I had spoken to him briefly after his family’s popular restaurant in the Pilsen neighborhood, Nuevo Leon, went up in flames.
This week I saw Gutierrez, 44, ready to work in his chef’s jacket at his new restaurant, Canton Regio, at 1510 W. 18th St., across the street from the still burned-out Nuevo Leon.
“This was a dream of mine,” he said of the new place.
OPINION
There was no need for another restaurant back when he, his siblings and parents bustled at Nuevo Leon, he said.
His grandparents opened Nuevo Leon in the early 1960s. Eventually, they passed it on to Gutierrez’s father, Daniel Sr., who ran it with Daniel Jr. up until the fire, after which came a pressing need to go back to work.

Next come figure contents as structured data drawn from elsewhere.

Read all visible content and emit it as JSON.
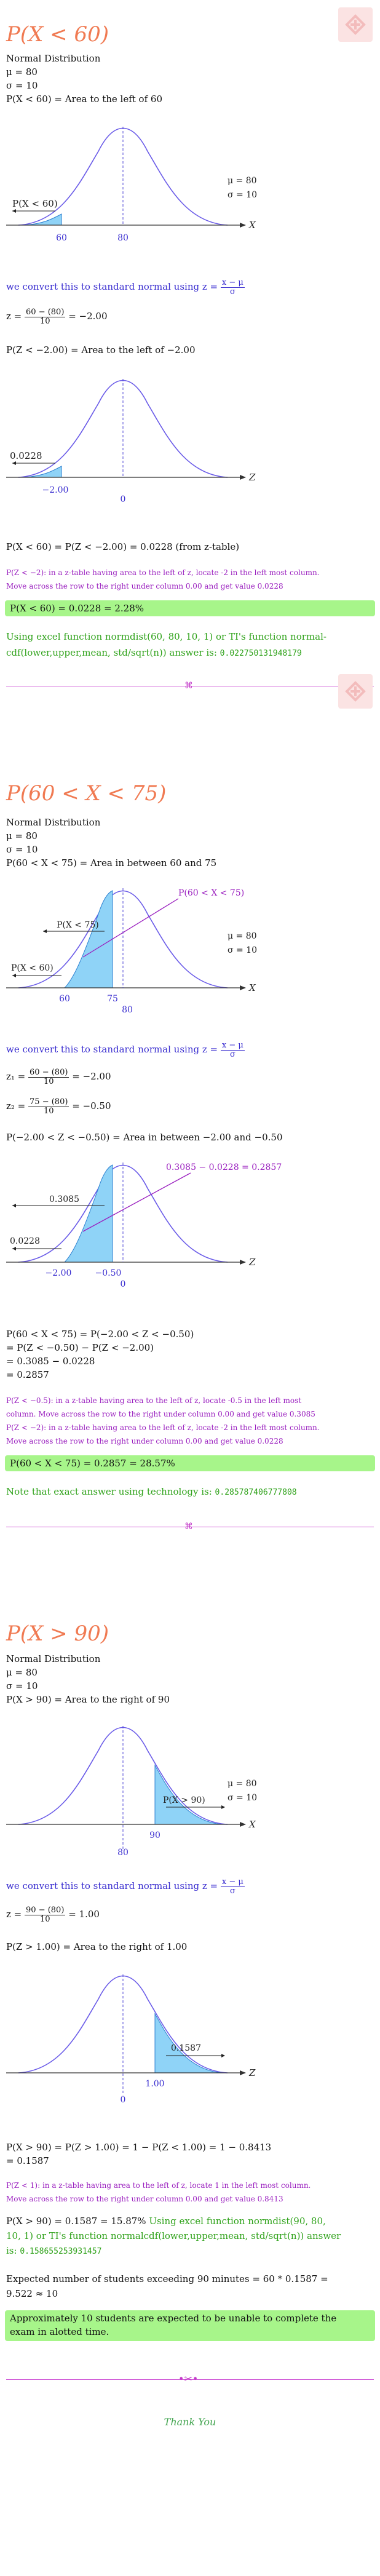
{
  "section1": {
    "heading": "P(X < 60)",
    "lines": [
      "Normal Distribution",
      "μ = 80",
      "σ = 10",
      "P(X < 60) = Area to the left of 60"
    ],
    "chart1": {
      "mu_label": "μ = 80",
      "sigma_label": "σ = 10",
      "region_label": "P(X < 60)",
      "tick_left": "60",
      "tick_mean": "80",
      "axis": "X"
    },
    "convert_text": "we convert this to standard normal using",
    "z_formula": "z = ",
    "z_num": "x − μ",
    "z_den": "σ",
    "z_calc_prefix": "z = ",
    "z_calc_num": "60 − (80)",
    "z_calc_den": "10",
    "z_calc_result": "= −2.00",
    "pz_line": "P(Z < −2.00) = Area to the left of −2.00",
    "chart2": {
      "value_label": "0.0228",
      "tick_left": "−2.00",
      "tick_mean": "0",
      "axis": "Z"
    },
    "result_line": "P(X < 60) = P(Z < −2.00) = 0.0228 (from z-table)",
    "note1": "P(Z < −2): in a z-table having area to the left of z, locate -2 in the left most column.",
    "note2": "Move across the row to the right under column 0.00 and get value 0.0228",
    "answer": "P(X < 60) = 0.0228 = 2.28%",
    "excel1": "Using excel function normdist(60, 80, 10, 1) or TI's function normal-",
    "excel2": "cdf(lower,upper,mean, std/sqrt(n)) answer is:",
    "excel_value": "0.022750131948179"
  },
  "section2": {
    "heading": "P(60 < X < 75)",
    "lines": [
      "Normal Distribution",
      "μ = 80",
      "σ = 10",
      "P(60 < X < 75) = Area in between 60 and 75"
    ],
    "chart1": {
      "mu_label": "μ = 80",
      "sigma_label": "σ = 10",
      "region_top": "P(60 < X < 75)",
      "label_a": "P(X < 75)",
      "label_b": "P(X < 60)",
      "tick_left": "60",
      "tick_mid": "75",
      "tick_mean": "80",
      "axis": "X"
    },
    "convert_text": "we convert this to standard normal using",
    "z1_prefix": "z₁ = ",
    "z1_num": "60 − (80)",
    "z1_den": "10",
    "z1_result": "= −2.00",
    "z2_prefix": "z₂ = ",
    "z2_num": "75 − (80)",
    "z2_den": "10",
    "z2_result": "= −0.50",
    "pz_line": "P(−2.00 < Z < −0.50) = Area in between −2.00 and −0.50",
    "chart2": {
      "region_top": "0.3085 − 0.0228 = 0.2857",
      "label_a": "0.3085",
      "label_b": "0.0228",
      "tick_left": "−2.00",
      "tick_mid": "−0.50",
      "tick_mean": "0",
      "axis": "Z"
    },
    "calc": [
      "P(60 < X < 75) = P(−2.00 < Z < −0.50)",
      "= P(Z < −0.50) − P(Z < −2.00)",
      "= 0.3085 − 0.0228",
      "= 0.2857"
    ],
    "note1": "P(Z < −0.5): in a z-table having area to the left of z, locate -0.5 in the left most",
    "note2": "column. Move across the row to the right under column 0.00 and get value 0.3085",
    "note3": "P(Z < −2): in a z-table having area to the left of z, locate -2 in the left most column.",
    "note4": "Move across the row to the right under column 0.00 and get value 0.0228",
    "answer": "P(60 < X < 75) = 0.2857 = 28.57%",
    "tech_text": "Note that exact answer using technology is:",
    "tech_value": "0.285787406777808"
  },
  "section3": {
    "heading": "P(X > 90)",
    "lines": [
      "Normal Distribution",
      "μ = 80",
      "σ = 10",
      "P(X > 90) = Area to the right of 90"
    ],
    "chart1": {
      "mu_label": "μ = 80",
      "sigma_label": "σ = 10",
      "region_label": "P(X > 90)",
      "tick_mean": "80",
      "tick_right": "90",
      "axis": "X"
    },
    "convert_text": "we convert this to standard normal using",
    "z_calc_prefix": "z = ",
    "z_calc_num": "90 − (80)",
    "z_calc_den": "10",
    "z_calc_result": "= 1.00",
    "pz_line": "P(Z > 1.00) = Area to the right of 1.00",
    "chart2": {
      "value_label": "0.1587",
      "tick_mean": "0",
      "tick_right": "1.00",
      "axis": "Z"
    },
    "calc1": "P(X > 90) = P(Z > 1.00) = 1 − P(Z < 1.00) = 1 − 0.8413",
    "calc2": "= 0.1587",
    "note1": "P(Z < 1): in a z-table having area to the left of z, locate 1 in the left most column.",
    "note2": "Move across the row to the right under column 0.00 and get value 0.8413",
    "result1": "P(X > 90) = 0.1587 = 15.87%",
    "excel1": "Using excel function normdist(90, 80,",
    "excel2": "10, 1) or TI's function normalcdf(lower,upper,mean, std/sqrt(n)) answer",
    "excel3": "is:",
    "excel_value": "0.158655253931457",
    "expected1": "Expected number of students exceeding 90 minutes = 60 * 0.1587 =",
    "expected2": "9.522 ≈ 10",
    "answer1": "Approximately 10 students are expected to be unable to complete the",
    "answer2": "exam in alotted time."
  },
  "footer": {
    "thanks": "Thank You"
  }
}
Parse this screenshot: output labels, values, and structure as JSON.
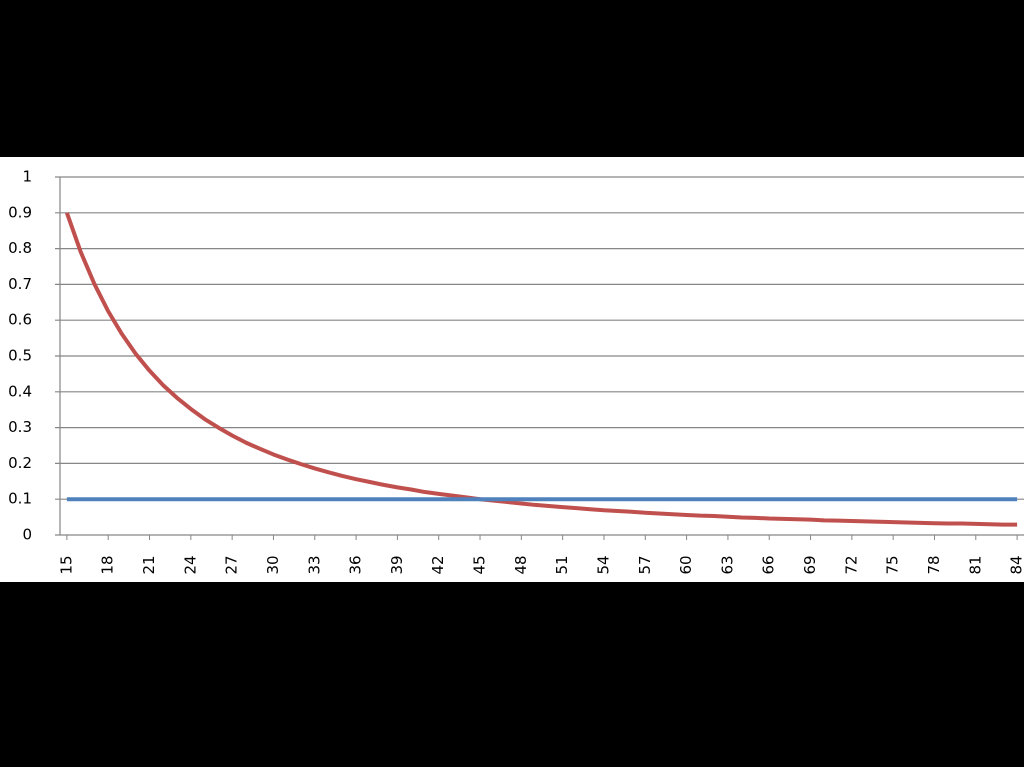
{
  "chart_data": {
    "type": "line",
    "categories": [
      "15",
      null,
      null,
      "18",
      null,
      null,
      "21",
      null,
      null,
      "24",
      null,
      null,
      "27",
      null,
      null,
      "30",
      null,
      null,
      "33",
      null,
      null,
      "36",
      null,
      null,
      "39",
      null,
      null,
      "42",
      null,
      null,
      "45",
      null,
      null,
      "48",
      null,
      null,
      "51",
      null,
      null,
      "54",
      null,
      null,
      "57",
      null,
      null,
      "60",
      null,
      null,
      "63",
      null,
      null,
      "66",
      null,
      null,
      "69",
      null,
      null,
      "72",
      null,
      null,
      "75",
      null,
      null,
      "78",
      null,
      null,
      "81",
      null,
      null,
      "84"
    ],
    "series": [
      {
        "color": "#c0504d",
        "values": [
          0.9,
          0.791,
          0.701,
          0.625,
          0.561,
          0.506,
          0.459,
          0.418,
          0.383,
          0.352,
          0.324,
          0.3,
          0.278,
          0.258,
          0.241,
          0.225,
          0.211,
          0.198,
          0.186,
          0.175,
          0.165,
          0.156,
          0.148,
          0.14,
          0.133,
          0.127,
          0.12,
          0.115,
          0.11,
          0.105,
          0.1,
          0.096,
          0.092,
          0.088,
          0.084,
          0.081,
          0.078,
          0.075,
          0.072,
          0.069,
          0.067,
          0.065,
          0.062,
          0.06,
          0.058,
          0.056,
          0.054,
          0.053,
          0.051,
          0.049,
          0.048,
          0.046,
          0.045,
          0.044,
          0.043,
          0.041,
          0.04,
          0.039,
          0.038,
          0.037,
          0.036,
          0.035,
          0.034,
          0.033,
          0.032,
          0.032,
          0.031,
          0.03,
          0.029,
          0.029
        ]
      },
      {
        "color": "#4f81bd",
        "values": [
          0.1,
          0.1,
          0.1,
          0.1,
          0.1,
          0.1,
          0.1,
          0.1,
          0.1,
          0.1,
          0.1,
          0.1,
          0.1,
          0.1,
          0.1,
          0.1,
          0.1,
          0.1,
          0.1,
          0.1,
          0.1,
          0.1,
          0.1,
          0.1,
          0.1,
          0.1,
          0.1,
          0.1,
          0.1,
          0.1,
          0.1,
          0.1,
          0.1,
          0.1,
          0.1,
          0.1,
          0.1,
          0.1,
          0.1,
          0.1,
          0.1,
          0.1,
          0.1,
          0.1,
          0.1,
          0.1,
          0.1,
          0.1,
          0.1,
          0.1,
          0.1,
          0.1,
          0.1,
          0.1,
          0.1,
          0.1,
          0.1,
          0.1,
          0.1,
          0.1,
          0.1,
          0.1,
          0.1,
          0.1,
          0.1,
          0.1,
          0.1,
          0.1,
          0.1,
          0.1
        ]
      }
    ],
    "ylim": [
      0,
      1
    ],
    "yticks": [
      0,
      0.1,
      0.2,
      0.3,
      0.4,
      0.5,
      0.6,
      0.7,
      0.8,
      0.9,
      1
    ],
    "grid": true
  }
}
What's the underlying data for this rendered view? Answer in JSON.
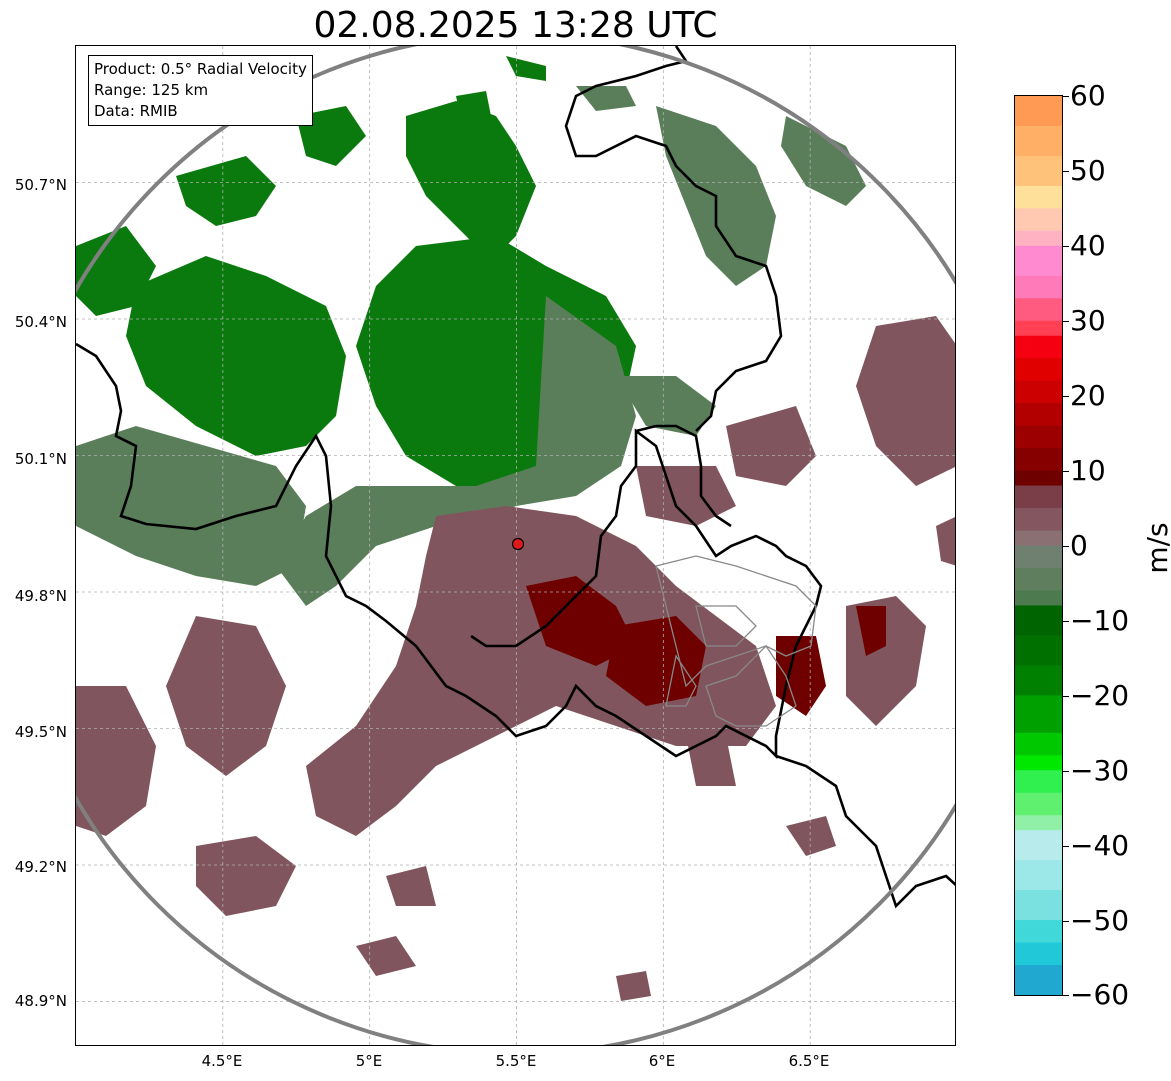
{
  "title": "02.08.2025 13:28 UTC",
  "infobox": {
    "product": "Product: 0.5° Radial Velocity",
    "range": "Range: 125 km",
    "data": "Data: RMIB"
  },
  "map": {
    "lon_range": [
      4.0,
      7.0
    ],
    "lat_range": [
      48.8,
      51.0
    ],
    "radar_site": {
      "lon": 5.505,
      "lat": 49.915
    },
    "lat_ticks": [
      "50.7°N",
      "50.4°N",
      "50.1°N",
      "49.8°N",
      "49.5°N",
      "49.2°N",
      "48.9°N"
    ],
    "lon_ticks": [
      "4.5°E",
      "5°E",
      "5.5°E",
      "6°E",
      "6.5°E"
    ],
    "grid": true,
    "colors": {
      "approaching_strong": "#007000",
      "approaching_weak": "#4e7a50",
      "receding_weak": "#7a5058",
      "receding_strong": "#6e0000",
      "border": "#000000",
      "range_ring": "#808080"
    }
  },
  "colorbar": {
    "unit": "m/s",
    "min": -60,
    "max": 60,
    "ticks": [
      "60",
      "50",
      "40",
      "30",
      "20",
      "10",
      "0",
      "−10",
      "−20",
      "−30",
      "−40",
      "−50",
      "−60"
    ]
  }
}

Daniel Jr. said it hurt to see his dad grieving the loss of the family business.
“I don’t want to say he was depressed, but he was lost,” Daniel Jr. said. “I felt the need to open something for both of us.”
His father says he’s still devastated, even though there are plans to rebuild Nuevo Leon. “It’s the only job I had, except for going in the service for a few years,” Daniel Sr., 69, said.
Starting over at Nuevo Leon is taking longer than the family had hoped. The restaurant is housed in two buildings; the one with the kitchen will be demolished and rebuilt. The fire was ruled accidental. Its cause is believed to have been a large buildup of grease in a spot “that was inaccessible for service,” Fire Department spokesman Larry Langford said.
At the new restaurant, Daniel Sr. oversees day shifts and the son arrives in the afternoons.
“Two chiefs can’t be in the same place at the same time,” Daniel Jr. said.
Instinctively, the father wants to tell his son what to do, and the son sometimes winces. “He says, ‘Dad, I want to be different.’”
Daniel Jr. has succeeded in putting a personal stamp on Canton Regio, a rustic steakhouse. He decorated with antiques and souvenirs he collected over the years from Nuevo Leon, Mexico, a northern state that was home to his grandparents.
His grandfather’s horse saddle hangs on a restaurant wall near old wagon wheels. Horseshoes nailed to a wall serve as coat hooks. Daniel Jr. imported heavy, solid-wood tables and chairs from Mexico.
The son says he’s hoping to bring back former residents who have left Pilsen amid gentrification. “I want to keep Mexican people in here,” he said.
The aroma of steaks and chicken grilled or roasted over imported mesquite greets customers. “It’s like you’re going back to Mexico,” Daniel Jr. said. “I’m trying to keep tradition alive.”
There is another Daniel who hangs out at the restaurant: Junior’s son, 4-year-old Daniel III. He won’t be pushed into the restaurant business, his father said, but at home Daniel III, affectionately nicknamed 3D, already likes to help his dad stir sauces.
Restaurants don’t last forever, but this family has staying power. The new restaurant “takes you to a time in Mexico where everything was cooked over wood,” Daniel Jr. said. “I feel proud to serve that to my customers.”